Reintroducing... the “world’s most offensive comedian and close-up magician” Jerry Sadowitz, who plays the Grand Opera House, York, for the first time since 2001 on Tuesday.

The last time Glaswegian comic Jerry Sadowitz blitzed the Grand Opera House, he picked on The Press reviewer, Charles Hutchinson, one of only 30 people – Jerry’s estimate – in the theatre that night. He grabbed the unsuspecting reporter’s notepad and a skirmish between comic and critic ensued.

Now Jerry is back, and so is Charles Hutchinson’s notebook as he prepares for round two with the controversial comedian, who calls himself “a kind of pile-up on the M1 involving Colonel Gadaffi, Ken Dodd, Bernard Manning, Lenny Bruce and Tommy Cooper”.

After 25 years, Jerry, you are finally doing what you’re calling your “first proper English tour” of 30 dates… but you are always playing shows, aren’t you?

“I haven’t done a tour before; I always wanted to do it, I just couldn’t find a promoter to do it for me.

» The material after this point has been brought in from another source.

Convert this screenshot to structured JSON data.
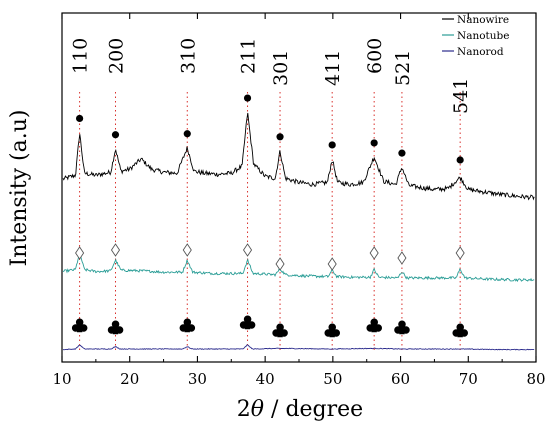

Most promoters would not come near me and they still don’t. They perceive me to be ‘difficult to handle’. But it’s good to be doing one finally, though there’s no right time to go out on tour.”

How has comedy changed in those 25 years?

“When I was starting there was no such thing as politically incorrect comedy, and the difference is that now everyone is doing it and I have the satisfaction that no matter how the tour goes, everyone loves me vicariously as I started it.”

You claim to be the most relentlessly plagiarised stand-up since the early Nineties...

“I can’t think of any good comedian in the past ten years who hasn’t ripped off my comedy. If that sounds arrogant, so be it.

“But what they do is water it down and that destroys the art of comedy, it destroys it if you’re untroubled by the pain that created it. It’s easy for them because there’s nothing to compromise, but I wouldn’t compromise. No. Not in my stand-up.

“I do everything that comedians should have been saying for the past 20 years but either haven’t got the brains, the balls, or the ability to live without the fame and fortune.”

You’re calling your show Comedian Magician Psychopath; what exactly will it feature?

“It’s difficult to say because I will start on something and then heavily improvise. I think the best thing is to heavily warn your audience that I don’t shy away from talking about difficult things and I don’t censor myself.

“But I definitely believe that whatever muse is writing things in my head I think, he would stop if I became too commercial. Actually, muse is not the right word, it’s more like demon.”

Are you becoming more bitter as you grow older?

“It gets worse, the bitterness. It’s the circumstances of life.

“You don’t even have to get to my career before you get to the failure, which started frankly from the moment I was born. I cannot believe I’ve survived this far without cigarettes, alcohol, sex, success or good health.

“So the bitterness was there before I became a comedian and as you get older, it becomes more difficult as your body ages; it becomes more overwhelming. You can tell the people of York that unless they want me to end up in hospital, please come.”

• The interview passed without mention of the unfortunate contretemps of November 2001. Water under the bridge and all that.

“If you come to the show, you must come and say hello afterwards,” said Jerry at the close. Maybe not, Jerry, maybe not.